A DUE PASSI DA ME

A due passi da me la mia faccia, la stessa di sempre ma che oggi si specchia sui vetri della finestra di una camera d’albergo. L’albergo sa di salsedine e sudore, costruito troppo vicino al mare, quasi dentro al mare come un faro per i marinai sperduti.
Questo luogo d’illusioni estive, di bambini piagnucolosi, madri isteriche e padri sfatti, di costumi bagnati e suonatori di ukulele è il posto ideale per mettere un po’ d’ordine nella mia frastagliata esistenza.

La vita di un inviato non è fatta d’ordine, scrivo di guerre acide e polverose che con l’ordine non hanno nulla a che fare. Arrivo lì dove la storia non ha scrittura ma solo gesti e facce, e a certe latitudini ti accettano o ti uccidono solo guardando la tua espressione. Perché l’anima è solida ma la faccia è come la porta di casa sempre aperta.
La mia faccia in guerra è stata il mio passaporto, un prezioso salvacondotto. Ne ho visti di volti, gonfi, tinti di rosso, di adulti e bambini, mutilati e senza scarpe. Alcuni saranno difficili da dimenticare affidati alla mia memoria come cicatrici infette. È un lavoro rischioso il mio, sempre a inseguire le notizie senza pensare al pericolo o ai cecchini su tetti assolati perché la rotativa è già in moto e non può aspettare. Vado a passo veloce per dominare la paura e nascondo le emozioni nelle pagine sciupate del mio taccuino. Eppure, a ogni ritorno, è lo spaesamento che ti porti dentro come una mina inesplosa a rendere vulnerabile anche il più esperto dei corrispondenti di guerra.

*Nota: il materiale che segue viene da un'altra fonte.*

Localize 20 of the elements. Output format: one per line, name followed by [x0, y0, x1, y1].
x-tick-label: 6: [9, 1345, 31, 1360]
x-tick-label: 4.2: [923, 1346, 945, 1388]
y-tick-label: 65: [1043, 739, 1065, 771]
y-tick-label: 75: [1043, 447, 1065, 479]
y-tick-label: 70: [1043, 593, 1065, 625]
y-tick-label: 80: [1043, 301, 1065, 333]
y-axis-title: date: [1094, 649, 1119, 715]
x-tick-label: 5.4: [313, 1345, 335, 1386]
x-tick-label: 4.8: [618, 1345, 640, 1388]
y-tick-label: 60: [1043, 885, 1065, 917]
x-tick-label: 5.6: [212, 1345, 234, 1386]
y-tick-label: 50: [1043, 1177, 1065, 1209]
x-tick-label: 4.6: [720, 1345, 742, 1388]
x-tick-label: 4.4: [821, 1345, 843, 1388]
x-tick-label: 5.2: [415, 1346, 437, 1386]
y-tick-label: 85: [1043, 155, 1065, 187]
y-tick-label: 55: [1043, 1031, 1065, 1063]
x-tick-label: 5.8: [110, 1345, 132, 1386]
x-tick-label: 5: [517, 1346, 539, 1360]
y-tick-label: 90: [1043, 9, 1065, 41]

«Qual è la mia faccia?», domando al mio analista, ma lo specchio magico della psicoanalisi tace e nessun conforto mi arriva dal suo riflesso. “… le facce degli uomini non stanno mai ferme, sono come antenne”, scrive David Foster Wallace, “ma l’unica cosa che fanno è spostarsi da una configurazione all’altra di pura inespressività”.
E allora li ho guardati gli uomini dell’opulenta civiltà occidentale, ho sfiorato le loro antenne insoddisfatte e rabbiose, ho visto le loro facce perdersi nelle crepe del quotidiano a inseguire la sazietà sempre a due passi da loro. Li ho visti sprofondare nell’aria pesante e immobile dei loro destini mentre io, sopraffatto da un osceno senso d’ingiustizia, cercavo una via d’uscita. Ma più mi allontanavo dalla realtà più l’orrore della guerra prendeva in ostaggio la mia vita. E se nelle metropoli di cristallo un’umanità svogliata e senza interesse consuma mediocrità e cibo in scatola, io ho scelto di raccontare le atrocità dai più remoti angoli della terra. Ho cercato di incastrare quella troia bugiarda che è la verità, ho implorato risposte che non sono arrivate e lasciato dietro di me spettri di città in attesa dell’ultima incursione.

Oggi la mia faccia non ha più espressione ma è glassa aliena sui corpi sfatti di chi ho abbandonato e visto morire.
Tra queste mura sigillate da respiri stantii ho confinato le mie ore in attesa del prossimo taccuino da riempire, del prossimo elmetto da indossare. Intanto scrivo. Scrivo per dare nome e memoria ai tanti volti che ho incontrato. Anch’io ho un nome ma il mio poco importa, perché in questa camera di un albergo troppo vicino al mare, quasi dentro al mare, un’anonima umanità prende vita mentre la storia perde i nomi e le sue facce.